The z-deviate corresponding to the oTL (z1) is -1.880794 (given a cumulative density cd1 of .03). z1_3 and z1_2 are then computed and = -.6269312 and -1.253862, respectively. The number of observations being attributed an ES = 1 is 22 (a_r) — since the corresponding unrounded number (a) is -22.4838. The last ES = 1 will be thus the 31st observation — i.e., the cumulative number of observations from the lowest to this.

Similar computation will yield the number of observations falling under the ES = 2 and 3 — 48 and 70, respectively — as well as observations corresponding to the last ES = 2 and 3 — the 79th and the 149th, respectively. Let the adjusted scores corresponding to the last ES = 1, 2, and 3 be = 5.897, 7.285, and 9.771, adjusted scores being assigned an ES = 1, 2, 3, or 4 fall within the ranges displayed in Table 1.

Table 1 Tolerance limits (TLs) and Equivalent Score ranges for putative adjusted scores on a test

If ES thresholds happened to fall within a run of equal adjusted scores, the same rule adopted with respect to the iTL can be applied (regarding the lowest observation above the “formal” ES threshold as the “actual” threshold). This expedient would make the considered ES area wider and thus allows being as conservative as possible when passing from one ES to the next (i.e., to assign a higher level of ability to an adjusted score).

tolLimits function and the script for computing ESs thresholds have been also implemented as user-friendly, online applets by means of the R package shiny [8] (retrievable at https://egdp.shinyapps.io/tolLimits/). The applet yields both TLs and the observations corresponding to the last ES = 1, 2, and 3 by simply entering the sample size.

Discussion

The present work provides practitioners in the neuropsychometric field a software solution (R scripts and user-friendly, online applets) for computing TLs and ES thresholds to norm neuropsychological tests, as well as for implementing regression-based steps that precede their calculation — this allowing to simplify and expedite the norming procedure, as well as to make it less subjected to “human” errors.

This last assertion is especially relevant when taking into account socio-demographic changes that give rise to the need of updating neuropsychological test norms [18]. Indeed, several neuropsychological tests still rely on normative data collected decades ago [2, 3, 19].

This article can be thus regarded as a “software translation” of the original ESs approach [5, 6, 19]. However, a single note should be made with regard to the median: here, it is addressed as falling within the ES = 4, according to the most recent statement by Capitani and Laiacona [6].

Moreover, practitioners should bear in mind that modifications can be adopted within the regression-based procedure preceding the calculation of TLs and ESs thresholds. First, transforming predictors can be complemented with polynomial regression analyses — which may help identifying the actual shape of the relationship between the predictor and the outcome and thus select the best transform [9]. Second, in order to select the best predictors, methods other than addressing R2/β statistics can be adopted (see Heinze et al. [12] for a comprehensive review on the topic).
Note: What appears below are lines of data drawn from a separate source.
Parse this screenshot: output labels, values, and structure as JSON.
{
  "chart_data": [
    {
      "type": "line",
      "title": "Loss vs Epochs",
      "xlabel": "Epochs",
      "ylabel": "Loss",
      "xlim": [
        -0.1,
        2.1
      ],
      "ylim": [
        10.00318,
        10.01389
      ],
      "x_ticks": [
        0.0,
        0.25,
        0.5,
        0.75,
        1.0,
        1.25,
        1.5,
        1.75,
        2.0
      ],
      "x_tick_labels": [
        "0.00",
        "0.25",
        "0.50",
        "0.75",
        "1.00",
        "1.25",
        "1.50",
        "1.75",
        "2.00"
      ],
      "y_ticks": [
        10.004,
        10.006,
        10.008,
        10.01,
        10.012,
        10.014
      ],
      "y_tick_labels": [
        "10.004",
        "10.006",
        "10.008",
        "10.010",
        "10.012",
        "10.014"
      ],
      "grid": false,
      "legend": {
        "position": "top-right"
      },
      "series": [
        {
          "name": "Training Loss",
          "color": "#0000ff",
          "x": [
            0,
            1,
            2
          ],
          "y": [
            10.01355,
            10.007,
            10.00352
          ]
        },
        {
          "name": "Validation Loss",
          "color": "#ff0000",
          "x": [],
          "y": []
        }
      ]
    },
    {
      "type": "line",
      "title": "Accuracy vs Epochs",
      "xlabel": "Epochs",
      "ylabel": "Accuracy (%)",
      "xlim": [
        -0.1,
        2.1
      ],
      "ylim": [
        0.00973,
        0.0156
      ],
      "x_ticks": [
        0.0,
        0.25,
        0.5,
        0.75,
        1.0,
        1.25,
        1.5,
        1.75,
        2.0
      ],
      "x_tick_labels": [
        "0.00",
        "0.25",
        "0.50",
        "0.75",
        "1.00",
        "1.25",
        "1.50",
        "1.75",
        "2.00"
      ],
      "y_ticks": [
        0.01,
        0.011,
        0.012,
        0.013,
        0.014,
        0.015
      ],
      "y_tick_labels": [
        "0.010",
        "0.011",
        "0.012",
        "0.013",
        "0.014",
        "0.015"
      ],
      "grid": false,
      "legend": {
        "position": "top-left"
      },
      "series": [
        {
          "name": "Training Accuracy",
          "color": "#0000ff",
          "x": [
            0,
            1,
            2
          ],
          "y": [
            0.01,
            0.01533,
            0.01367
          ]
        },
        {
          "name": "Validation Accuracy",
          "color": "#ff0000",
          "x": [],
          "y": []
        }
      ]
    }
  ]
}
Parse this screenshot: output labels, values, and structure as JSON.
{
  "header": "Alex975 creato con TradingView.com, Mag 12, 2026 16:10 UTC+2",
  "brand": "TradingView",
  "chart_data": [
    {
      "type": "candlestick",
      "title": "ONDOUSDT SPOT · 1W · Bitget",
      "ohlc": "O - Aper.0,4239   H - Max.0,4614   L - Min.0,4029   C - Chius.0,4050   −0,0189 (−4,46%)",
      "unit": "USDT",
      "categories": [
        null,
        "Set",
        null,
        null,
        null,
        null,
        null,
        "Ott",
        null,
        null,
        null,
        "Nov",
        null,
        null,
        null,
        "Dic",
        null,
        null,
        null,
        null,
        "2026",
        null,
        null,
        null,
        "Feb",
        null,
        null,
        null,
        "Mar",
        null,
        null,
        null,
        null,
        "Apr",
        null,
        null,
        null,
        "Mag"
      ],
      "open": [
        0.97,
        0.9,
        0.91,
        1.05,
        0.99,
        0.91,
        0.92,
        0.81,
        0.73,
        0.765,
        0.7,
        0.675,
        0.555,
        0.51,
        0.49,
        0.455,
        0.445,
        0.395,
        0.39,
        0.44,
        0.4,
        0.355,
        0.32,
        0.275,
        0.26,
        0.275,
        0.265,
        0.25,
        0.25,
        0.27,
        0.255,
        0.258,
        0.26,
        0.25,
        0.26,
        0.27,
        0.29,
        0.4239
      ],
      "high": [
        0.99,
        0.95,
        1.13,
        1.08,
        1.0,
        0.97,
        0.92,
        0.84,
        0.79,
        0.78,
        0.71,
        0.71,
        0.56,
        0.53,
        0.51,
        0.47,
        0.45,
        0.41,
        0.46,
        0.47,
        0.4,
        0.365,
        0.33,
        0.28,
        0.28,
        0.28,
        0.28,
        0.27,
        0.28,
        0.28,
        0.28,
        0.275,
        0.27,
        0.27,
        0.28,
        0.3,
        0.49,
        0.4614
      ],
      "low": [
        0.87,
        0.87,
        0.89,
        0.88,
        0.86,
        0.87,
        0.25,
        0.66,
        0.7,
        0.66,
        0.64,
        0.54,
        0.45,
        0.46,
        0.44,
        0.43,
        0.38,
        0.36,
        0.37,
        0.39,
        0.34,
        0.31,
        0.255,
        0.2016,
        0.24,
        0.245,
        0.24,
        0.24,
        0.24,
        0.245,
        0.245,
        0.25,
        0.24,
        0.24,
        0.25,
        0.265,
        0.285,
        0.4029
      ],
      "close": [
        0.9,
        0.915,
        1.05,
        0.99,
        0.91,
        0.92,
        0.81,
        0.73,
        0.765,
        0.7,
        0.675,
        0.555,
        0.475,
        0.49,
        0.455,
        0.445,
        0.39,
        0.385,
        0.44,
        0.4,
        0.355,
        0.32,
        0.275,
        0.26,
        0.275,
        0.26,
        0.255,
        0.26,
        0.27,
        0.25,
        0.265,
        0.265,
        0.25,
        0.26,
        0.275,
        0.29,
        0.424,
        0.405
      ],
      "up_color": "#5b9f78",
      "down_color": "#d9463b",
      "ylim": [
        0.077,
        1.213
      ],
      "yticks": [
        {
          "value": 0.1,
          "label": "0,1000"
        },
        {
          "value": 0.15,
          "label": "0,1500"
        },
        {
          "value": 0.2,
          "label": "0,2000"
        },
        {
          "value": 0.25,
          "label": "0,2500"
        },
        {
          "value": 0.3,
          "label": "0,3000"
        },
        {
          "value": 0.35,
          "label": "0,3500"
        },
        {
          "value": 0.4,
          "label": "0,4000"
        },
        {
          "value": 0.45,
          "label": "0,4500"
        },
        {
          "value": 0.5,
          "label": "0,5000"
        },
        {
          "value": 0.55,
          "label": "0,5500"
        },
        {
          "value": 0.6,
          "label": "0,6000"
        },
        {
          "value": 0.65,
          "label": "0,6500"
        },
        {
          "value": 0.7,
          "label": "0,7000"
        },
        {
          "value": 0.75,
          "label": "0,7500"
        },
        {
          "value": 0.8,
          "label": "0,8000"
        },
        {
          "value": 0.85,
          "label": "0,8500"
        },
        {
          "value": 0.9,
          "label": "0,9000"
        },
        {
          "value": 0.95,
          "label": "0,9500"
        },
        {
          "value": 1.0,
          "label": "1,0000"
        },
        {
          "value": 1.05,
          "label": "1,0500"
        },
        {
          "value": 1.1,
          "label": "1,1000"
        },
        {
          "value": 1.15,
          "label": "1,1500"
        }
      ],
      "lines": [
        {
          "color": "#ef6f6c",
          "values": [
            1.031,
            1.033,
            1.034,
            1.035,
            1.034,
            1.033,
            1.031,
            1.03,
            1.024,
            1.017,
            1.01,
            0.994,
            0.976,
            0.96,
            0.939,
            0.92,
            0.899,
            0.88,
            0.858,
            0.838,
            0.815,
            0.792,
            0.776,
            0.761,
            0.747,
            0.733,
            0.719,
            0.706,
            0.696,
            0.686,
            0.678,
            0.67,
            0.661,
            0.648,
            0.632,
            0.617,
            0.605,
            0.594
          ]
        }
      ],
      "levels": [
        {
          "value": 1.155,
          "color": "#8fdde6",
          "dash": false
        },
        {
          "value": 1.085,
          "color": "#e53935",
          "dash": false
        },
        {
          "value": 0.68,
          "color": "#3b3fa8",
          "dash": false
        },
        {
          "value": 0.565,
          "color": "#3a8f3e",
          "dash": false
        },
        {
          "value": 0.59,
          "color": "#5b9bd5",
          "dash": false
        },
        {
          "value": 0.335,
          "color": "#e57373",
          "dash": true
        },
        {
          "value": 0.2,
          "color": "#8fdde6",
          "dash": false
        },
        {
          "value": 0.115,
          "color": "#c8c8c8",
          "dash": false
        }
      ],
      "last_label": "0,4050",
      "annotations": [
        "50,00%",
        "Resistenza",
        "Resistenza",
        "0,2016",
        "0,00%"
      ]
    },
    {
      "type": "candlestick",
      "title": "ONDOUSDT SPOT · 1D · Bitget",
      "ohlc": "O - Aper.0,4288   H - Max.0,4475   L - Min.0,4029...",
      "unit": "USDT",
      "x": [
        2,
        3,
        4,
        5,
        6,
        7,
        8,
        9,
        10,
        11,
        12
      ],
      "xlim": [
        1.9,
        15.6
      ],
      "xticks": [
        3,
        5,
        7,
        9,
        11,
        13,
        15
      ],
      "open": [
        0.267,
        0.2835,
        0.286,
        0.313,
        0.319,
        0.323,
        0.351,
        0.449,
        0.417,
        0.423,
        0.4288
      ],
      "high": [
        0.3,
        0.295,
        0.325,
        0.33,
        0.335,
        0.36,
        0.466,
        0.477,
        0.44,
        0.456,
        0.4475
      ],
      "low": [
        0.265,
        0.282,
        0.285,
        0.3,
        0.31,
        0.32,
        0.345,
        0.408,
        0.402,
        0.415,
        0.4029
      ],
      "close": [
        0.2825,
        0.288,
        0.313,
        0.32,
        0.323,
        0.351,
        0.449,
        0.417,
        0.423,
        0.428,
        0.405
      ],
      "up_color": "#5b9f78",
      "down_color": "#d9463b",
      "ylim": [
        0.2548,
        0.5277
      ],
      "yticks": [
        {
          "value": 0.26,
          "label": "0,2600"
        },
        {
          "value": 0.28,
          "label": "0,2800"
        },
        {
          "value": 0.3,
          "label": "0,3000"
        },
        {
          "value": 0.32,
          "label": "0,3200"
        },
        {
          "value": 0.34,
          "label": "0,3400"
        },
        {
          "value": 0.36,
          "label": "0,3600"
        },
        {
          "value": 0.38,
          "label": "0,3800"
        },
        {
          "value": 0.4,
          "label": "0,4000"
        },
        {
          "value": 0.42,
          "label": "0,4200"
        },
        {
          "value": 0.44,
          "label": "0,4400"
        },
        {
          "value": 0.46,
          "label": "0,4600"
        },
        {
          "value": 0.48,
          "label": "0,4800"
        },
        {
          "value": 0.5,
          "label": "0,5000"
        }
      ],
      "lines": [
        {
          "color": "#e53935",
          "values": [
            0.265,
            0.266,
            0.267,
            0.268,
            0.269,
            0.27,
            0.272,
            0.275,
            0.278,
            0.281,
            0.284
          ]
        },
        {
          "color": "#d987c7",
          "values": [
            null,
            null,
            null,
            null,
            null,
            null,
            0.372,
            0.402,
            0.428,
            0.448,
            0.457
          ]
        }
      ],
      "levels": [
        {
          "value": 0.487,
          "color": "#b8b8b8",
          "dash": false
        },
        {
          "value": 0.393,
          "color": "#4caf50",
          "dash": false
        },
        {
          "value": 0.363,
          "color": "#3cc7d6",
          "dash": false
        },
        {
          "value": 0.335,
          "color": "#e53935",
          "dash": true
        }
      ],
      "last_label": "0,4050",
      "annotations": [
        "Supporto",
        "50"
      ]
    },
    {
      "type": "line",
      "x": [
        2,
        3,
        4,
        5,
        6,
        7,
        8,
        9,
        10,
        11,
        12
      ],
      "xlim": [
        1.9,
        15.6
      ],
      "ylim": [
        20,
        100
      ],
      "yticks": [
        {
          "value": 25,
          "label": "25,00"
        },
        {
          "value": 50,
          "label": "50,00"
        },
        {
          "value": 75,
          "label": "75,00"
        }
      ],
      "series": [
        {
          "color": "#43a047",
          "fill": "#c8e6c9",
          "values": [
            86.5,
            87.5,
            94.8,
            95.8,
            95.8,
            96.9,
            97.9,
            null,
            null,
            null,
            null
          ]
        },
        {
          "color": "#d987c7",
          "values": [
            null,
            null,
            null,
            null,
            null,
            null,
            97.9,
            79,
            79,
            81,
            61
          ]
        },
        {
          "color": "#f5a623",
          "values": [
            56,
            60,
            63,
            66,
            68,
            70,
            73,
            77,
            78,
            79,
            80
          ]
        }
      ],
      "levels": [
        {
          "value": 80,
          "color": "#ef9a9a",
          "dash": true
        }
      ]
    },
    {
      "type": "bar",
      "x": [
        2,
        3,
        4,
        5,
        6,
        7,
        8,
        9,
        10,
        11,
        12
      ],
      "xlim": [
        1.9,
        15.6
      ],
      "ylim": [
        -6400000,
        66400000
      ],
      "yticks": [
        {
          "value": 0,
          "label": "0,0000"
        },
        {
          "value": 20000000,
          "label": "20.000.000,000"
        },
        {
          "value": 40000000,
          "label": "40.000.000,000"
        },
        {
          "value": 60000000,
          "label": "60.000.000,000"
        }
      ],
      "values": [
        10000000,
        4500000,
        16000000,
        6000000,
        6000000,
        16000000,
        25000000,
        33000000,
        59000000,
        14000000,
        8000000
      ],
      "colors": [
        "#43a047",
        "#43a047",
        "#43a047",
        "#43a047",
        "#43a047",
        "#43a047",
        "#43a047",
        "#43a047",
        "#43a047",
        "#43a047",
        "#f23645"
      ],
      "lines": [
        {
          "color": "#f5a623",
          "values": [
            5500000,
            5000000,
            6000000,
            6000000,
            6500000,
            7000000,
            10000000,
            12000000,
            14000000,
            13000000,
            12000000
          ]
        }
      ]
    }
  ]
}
In the present work, two computational issues regarding the ES method have also been approached: (a) attributing the number of observations within each ES in uncertainty scenarios (i.e., when a non-integer, close-to-rounding-threshold number is yielded); (b) defining TLs and ES threshold in the presence of tied ranks [19]. However, practitioners have to be aware of the fact that the above proposals are merely empirical, “thumb” rules. Indeed, while the former aspect is mostly subjected to each practitioner’s judgment, future works are needed to provide theoretical support to the latter.

Finally, it should be highlighted that the most relevant contribution of this work to users is arguably represented by the user-friendly applet (https://egdp.shinyapps.io/tolLimits/). This applet indeed allows to immediately get the observations corresponding to both TLs (iTL; oTL) and ES thresholds (last ES = 1, 2, and 3) by simply (a) accessing the link and (b) entering the sample size.